Avec ses pieds guêtrés et sa tunique verte
La légion des pins au silence chantant
Laisse filtrer son sang par une entaille ouverte
Qui coule en reflets d'or dans l'urne qui l'attend.
De ses cadres serrés la route suit la ligne.
Chaque arbre mince et droit, l'infirme étant exclu,
S'unit à son voisin comme treille de vigne,
Par un panache en dôme au dessin absolu.
Dans l'éclaircie au loin, le ciel touche à la terre :
On voit entre les pins fuir un fleuve d'azur ;
Il attire à son bord nos désirs quand ils errent,
Mais c'est nous qui passons. Le bois est resté pur.

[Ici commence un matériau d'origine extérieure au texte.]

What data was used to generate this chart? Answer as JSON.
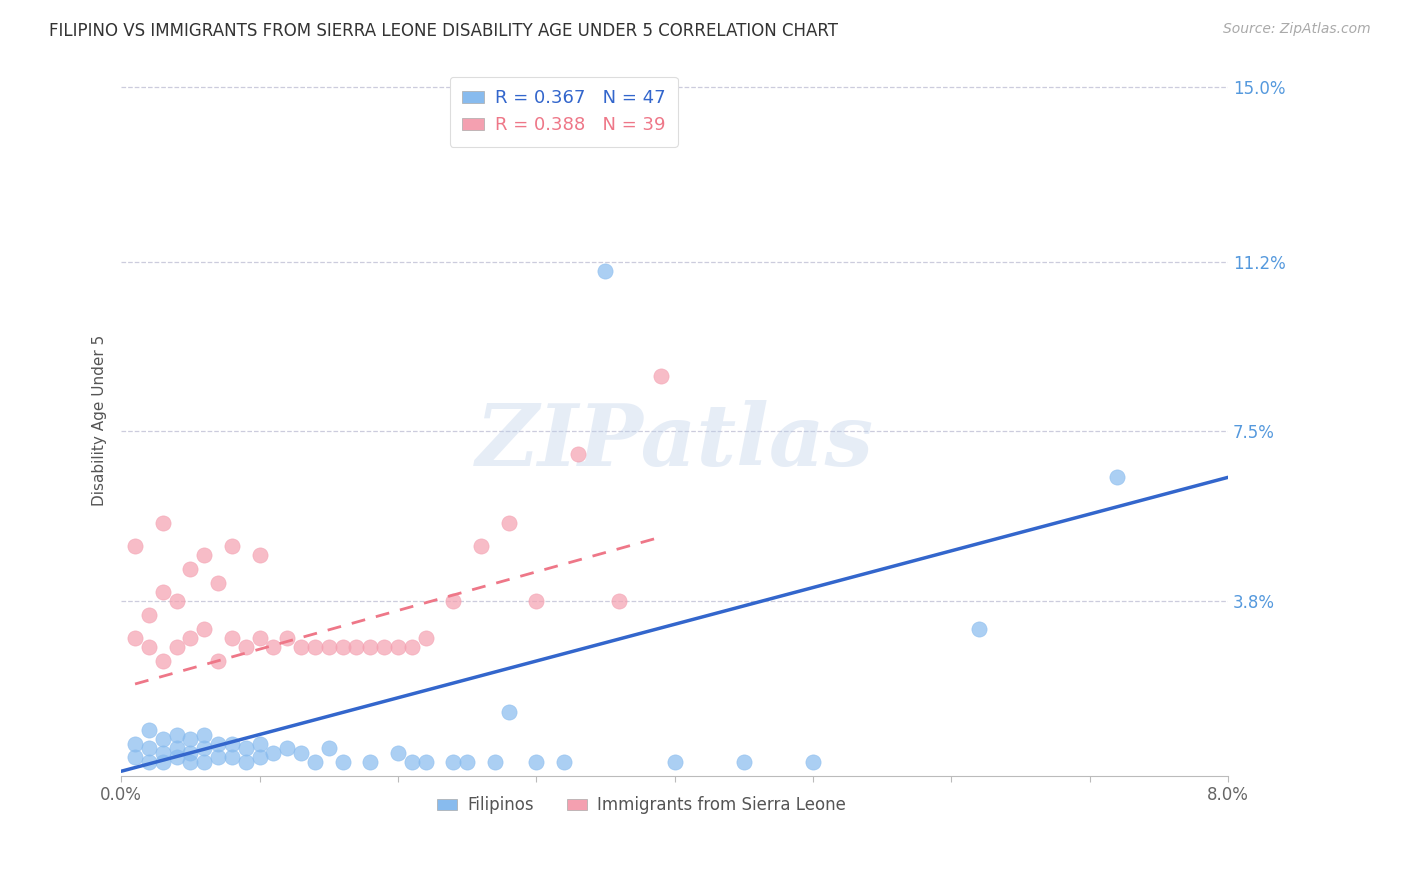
{
  "title": "FILIPINO VS IMMIGRANTS FROM SIERRA LEONE DISABILITY AGE UNDER 5 CORRELATION CHART",
  "source": "Source: ZipAtlas.com",
  "ylabel": "Disability Age Under 5",
  "xlim": [
    0.0,
    0.08
  ],
  "ylim": [
    0.0,
    0.155
  ],
  "R_filipino": 0.367,
  "N_filipino": 47,
  "R_sierraleone": 0.388,
  "N_sierraleone": 39,
  "color_filipino": "#88bbee",
  "color_sierraleone": "#f4a0b0",
  "color_trendline_filipino": "#3366cc",
  "color_trendline_sierraleone": "#ee7788",
  "watermark_text": "ZIPatlas",
  "background_color": "#ffffff",
  "grid_color": "#ccccdd",
  "ytick_pos": [
    0.038,
    0.075,
    0.112,
    0.15
  ],
  "ytick_labels": [
    "3.8%",
    "7.5%",
    "11.2%",
    "15.0%"
  ],
  "filipino_x": [
    0.001,
    0.001,
    0.002,
    0.002,
    0.002,
    0.003,
    0.003,
    0.003,
    0.004,
    0.004,
    0.004,
    0.005,
    0.005,
    0.005,
    0.006,
    0.006,
    0.006,
    0.007,
    0.007,
    0.008,
    0.008,
    0.009,
    0.009,
    0.01,
    0.01,
    0.011,
    0.012,
    0.013,
    0.014,
    0.015,
    0.016,
    0.018,
    0.02,
    0.021,
    0.022,
    0.024,
    0.025,
    0.027,
    0.028,
    0.03,
    0.032,
    0.035,
    0.04,
    0.045,
    0.05,
    0.062,
    0.072
  ],
  "filipino_y": [
    0.004,
    0.007,
    0.003,
    0.006,
    0.01,
    0.003,
    0.005,
    0.008,
    0.004,
    0.006,
    0.009,
    0.003,
    0.005,
    0.008,
    0.003,
    0.006,
    0.009,
    0.004,
    0.007,
    0.004,
    0.007,
    0.003,
    0.006,
    0.004,
    0.007,
    0.005,
    0.006,
    0.005,
    0.003,
    0.006,
    0.003,
    0.003,
    0.005,
    0.003,
    0.003,
    0.003,
    0.003,
    0.003,
    0.014,
    0.003,
    0.003,
    0.11,
    0.003,
    0.003,
    0.003,
    0.032,
    0.065
  ],
  "sierraleone_x": [
    0.001,
    0.001,
    0.002,
    0.002,
    0.003,
    0.003,
    0.003,
    0.004,
    0.004,
    0.005,
    0.005,
    0.006,
    0.006,
    0.007,
    0.007,
    0.008,
    0.008,
    0.009,
    0.01,
    0.01,
    0.011,
    0.012,
    0.013,
    0.014,
    0.015,
    0.016,
    0.017,
    0.018,
    0.019,
    0.02,
    0.021,
    0.022,
    0.024,
    0.026,
    0.028,
    0.03,
    0.033,
    0.036,
    0.039
  ],
  "sierraleone_y": [
    0.03,
    0.05,
    0.028,
    0.035,
    0.025,
    0.04,
    0.055,
    0.028,
    0.038,
    0.03,
    0.045,
    0.032,
    0.048,
    0.025,
    0.042,
    0.03,
    0.05,
    0.028,
    0.03,
    0.048,
    0.028,
    0.03,
    0.028,
    0.028,
    0.028,
    0.028,
    0.028,
    0.028,
    0.028,
    0.028,
    0.028,
    0.03,
    0.038,
    0.05,
    0.055,
    0.038,
    0.07,
    0.038,
    0.087
  ],
  "fil_trend_x": [
    0.0,
    0.08
  ],
  "fil_trend_y": [
    0.001,
    0.065
  ],
  "sl_trend_x": [
    0.001,
    0.039
  ],
  "sl_trend_y": [
    0.02,
    0.052
  ]
}
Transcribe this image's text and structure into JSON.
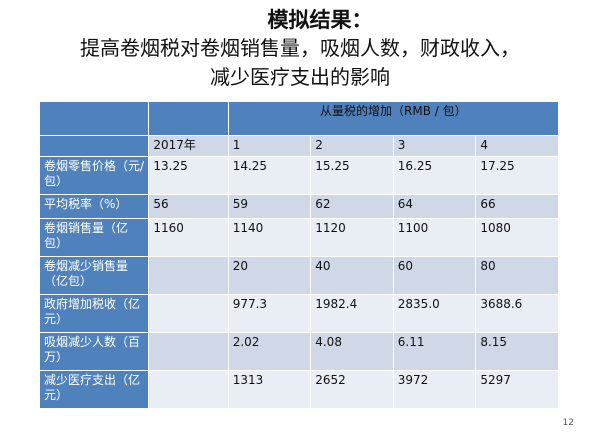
{
  "slide": {
    "title_line1": "模拟结果：",
    "title_line2": "提高卷烟税对卷烟销售量，吸烟人数，财政收入，",
    "title_line3": "减少医疗支出的影响",
    "page_number": "12"
  },
  "table": {
    "header_span": "从量税的增加（RMB / 包）",
    "columns": [
      "2017年",
      "1",
      "2",
      "3",
      "4"
    ],
    "rows": [
      {
        "label": "卷烟零售价格（元/包）",
        "values": [
          "13.25",
          "14.25",
          "15.25",
          "16.25",
          "17.25"
        ]
      },
      {
        "label": "平均税率（%）",
        "values": [
          "56",
          "59",
          "62",
          "64",
          "66"
        ]
      },
      {
        "label": "卷烟销售量（亿包）",
        "values": [
          "1160",
          "1140",
          "1120",
          "1100",
          "1080"
        ]
      },
      {
        "label": "卷烟减少销售量（亿包）",
        "values": [
          "",
          "20",
          "40",
          "60",
          "80"
        ]
      },
      {
        "label": "政府增加税收（亿元）",
        "values": [
          "",
          "977.3",
          "1982.4",
          "2835.0",
          "3688.6"
        ]
      },
      {
        "label": "吸烟减少人数（百万）",
        "values": [
          "",
          "2.02",
          "4.08",
          "6.11",
          "8.15"
        ]
      },
      {
        "label": "减少医疗支出（亿元）",
        "values": [
          "",
          "1313",
          "2652",
          "3972",
          "5297"
        ]
      }
    ]
  },
  "colors": {
    "header_blue": "#4f81bd",
    "row_light": "#d0d8e8",
    "row_lighter": "#e9edf4"
  }
}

Quelques pins ont grimpé le long de la falaise ;
Le soleil sur l'un deux est prêt à se coucher,
Orange fantastique à l'éclat de fournaise...
Quel arbre de Noël est donc si haut juché ?
Sur le tapis moelleux, tissé de saisons mortes,
Où crépitent les pas, qui transforme les voix,
L'ajonc et la bruyère aux tons de toutes sortes,
Se blottissent dans l'ombre amoureuse des bois.
Le berger taciturne au cœur plein de légendes
Laisse à son vieux « labrit » la garde des moutons :
Il écoute le vent faisant vibrer ses landes,
Et fripe une fougère où plonge son bâton.
Temple de la nature au culte du silence
Construit aux profondeurs solitaires des bois,
Chaque branche me dit, tout bas, ce que je pense,
M'enivre de parfums, d'harmonie et de foi.